On Jun 30, 2007, at 1:20 AM, Marc Perkel wrote:
Tom Allison wrote:
For some years now there has been a lot of effective spam
filtering using statistical approaches with variations on Bayesian
theory, some of these are inverse Chi Square modifications to
Niave Bayes or even CRM114 and other "languages" have been
developed to improve the scoring of statistical analysis of spam.
For all statistical processes the spamicity is always between 0
and 1.
<snip>
Many Thanks for those of you who have read this far for your
patience and consideration.
Tom, I suggested something somilar to that years ago and I'd still
like to see it tried out. I wonder what would happen if you
stripped ot the body and ran bayes just on the headers and the
rules and let bayes figure it out. You do have to have some points
to start with to get bayes pointed in the right direction. But you
could use black lists and white lists to do bayes training. Also
needs more rules to identify ham and not just rules to identify spam.

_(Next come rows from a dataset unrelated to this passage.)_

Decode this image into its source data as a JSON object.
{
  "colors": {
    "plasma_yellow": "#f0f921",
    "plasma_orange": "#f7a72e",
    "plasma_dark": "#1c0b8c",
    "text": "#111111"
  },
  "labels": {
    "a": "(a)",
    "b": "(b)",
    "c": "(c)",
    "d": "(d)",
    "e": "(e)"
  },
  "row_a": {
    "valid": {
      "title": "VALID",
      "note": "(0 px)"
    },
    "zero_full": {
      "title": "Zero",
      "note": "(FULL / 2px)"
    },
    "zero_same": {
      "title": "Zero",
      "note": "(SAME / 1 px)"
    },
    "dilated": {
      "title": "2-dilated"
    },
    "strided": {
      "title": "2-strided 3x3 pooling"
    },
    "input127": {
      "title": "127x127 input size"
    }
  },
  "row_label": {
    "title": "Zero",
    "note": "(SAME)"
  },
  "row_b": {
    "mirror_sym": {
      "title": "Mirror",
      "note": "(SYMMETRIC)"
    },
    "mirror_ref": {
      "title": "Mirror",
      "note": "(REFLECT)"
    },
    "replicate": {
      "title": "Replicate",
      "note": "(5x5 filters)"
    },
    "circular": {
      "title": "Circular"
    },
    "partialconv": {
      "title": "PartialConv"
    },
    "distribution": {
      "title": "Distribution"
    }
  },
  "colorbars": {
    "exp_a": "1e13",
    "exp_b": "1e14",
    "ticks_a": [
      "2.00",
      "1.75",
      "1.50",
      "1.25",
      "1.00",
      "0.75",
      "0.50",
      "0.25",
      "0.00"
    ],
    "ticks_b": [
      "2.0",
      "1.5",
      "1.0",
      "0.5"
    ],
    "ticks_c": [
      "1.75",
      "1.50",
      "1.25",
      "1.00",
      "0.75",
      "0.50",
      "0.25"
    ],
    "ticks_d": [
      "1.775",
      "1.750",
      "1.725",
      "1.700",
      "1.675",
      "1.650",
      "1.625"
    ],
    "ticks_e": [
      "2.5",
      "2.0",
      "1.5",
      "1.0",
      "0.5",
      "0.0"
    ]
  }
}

I was under the belief that there were Ham-centric tests that would
result in negative point scorings.
Ham doesn't try to be evasive. It's pretty easy to identify.
Without SA tagging much of it falls to <<0.5 and whitelisting would
capture much of the exceptions.
As for headers only testing -- The first five lines of stock spam is
very telling...
My question about SA is the PerMsgStatus (I think) Is this the place
to retrieve all the rules information? I know today you can get a
list of all the rules that HIT, but is there where you would look to
find all the rules that were attempted? Or is there a better place
for it?